Dalam perjalanan sejarah, banyak perubahan besar dimulai dari kelompok masyarakat yang merasa kecewa terhadap sistem lama. Kekecewaan tersebut kemudian berubah menjadi gerakan pembaruan. Indonesia juga membutuhkan generasi yang mampu mengubah rasa kecewa menjadi gagasan besar. Bangsa ini membutuhkan manusia yang berpikir jauh melampaui kepentingan sesaat. Putus asa hari ini harus menjadi bahan evaluasi untuk menentukan arah bangsa pada masa depan. Tanpa keberanian mengakui masalah, perubahan tidak akan pernah terjadi.

Merancang Indonesia Tidak Boleh Hanya Berpikir Lima Tahun

Salah satu persoalan bangsa adalah kebiasaan merancang masa depan berdasarkan kepentingan jangka pendek. Banyak kebijakan berhenti mengikuti pergantian kepemimpinan dan siklus pemerintahan. Padahal, sebuah negara membutuhkan visi yang melampaui masa jabatan seorang pemimpin. Indonesia harus dirancang untuk kepentingan generasi yang hidup seratus tahun mendatang. Pertanyaan utama bukan hanya siapa pemimpin berikutnya yang memimpin negara. Pertanyaan yang lebih penting adalah Indonesia seperti apa yang ingin diwariskan kepada generasi berikutnya.

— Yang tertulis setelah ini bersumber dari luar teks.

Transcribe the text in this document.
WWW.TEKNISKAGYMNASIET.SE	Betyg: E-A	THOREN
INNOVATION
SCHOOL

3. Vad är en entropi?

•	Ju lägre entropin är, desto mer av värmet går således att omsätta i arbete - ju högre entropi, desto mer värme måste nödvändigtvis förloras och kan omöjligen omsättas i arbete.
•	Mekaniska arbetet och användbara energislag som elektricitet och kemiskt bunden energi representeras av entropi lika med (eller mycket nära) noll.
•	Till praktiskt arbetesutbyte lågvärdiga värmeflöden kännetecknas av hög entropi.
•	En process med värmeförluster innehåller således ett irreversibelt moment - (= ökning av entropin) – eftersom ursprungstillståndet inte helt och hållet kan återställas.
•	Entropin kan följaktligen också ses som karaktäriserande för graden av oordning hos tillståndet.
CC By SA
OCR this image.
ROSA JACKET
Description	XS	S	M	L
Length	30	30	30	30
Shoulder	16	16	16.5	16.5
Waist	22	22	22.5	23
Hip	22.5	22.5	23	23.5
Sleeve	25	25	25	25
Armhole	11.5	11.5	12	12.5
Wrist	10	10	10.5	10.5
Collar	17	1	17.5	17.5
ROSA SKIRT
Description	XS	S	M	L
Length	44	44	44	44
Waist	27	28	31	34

Bangsa tidak boleh hanya memikirkan pertumbuhan ekonomi tahunan tanpa mempertimbangkan keberlanjutan. Pembangunan harus memperhatikan lingkungan, pendidikan, teknologi, dan kualitas manusia. Indonesia seratus tahun ke depan harus menjadi bangsa yang mandiri dan berdaulat. Kedaulatan tersebut harus terlihat dalam ekonomi, pangan, energi, teknologi, serta kebijakan nasional.

Membangun Negara Dengan Perspektif Kenegarawanan

Membangun Indonesia masa depan membutuhkan cara berpikir kenegarawanan yang jauh lebih luas. Negara harus dipahami sebagai amanah untuk menciptakan kehidupan yang adil bagi masyarakat. Kekuasaan tidak boleh hanya dipandang sebagai alat memperoleh jabatan atau mempertahankan kepentingan kelompok tertentu. Kekuasaan harus menjadi sarana pelayanan terhadap rakyat.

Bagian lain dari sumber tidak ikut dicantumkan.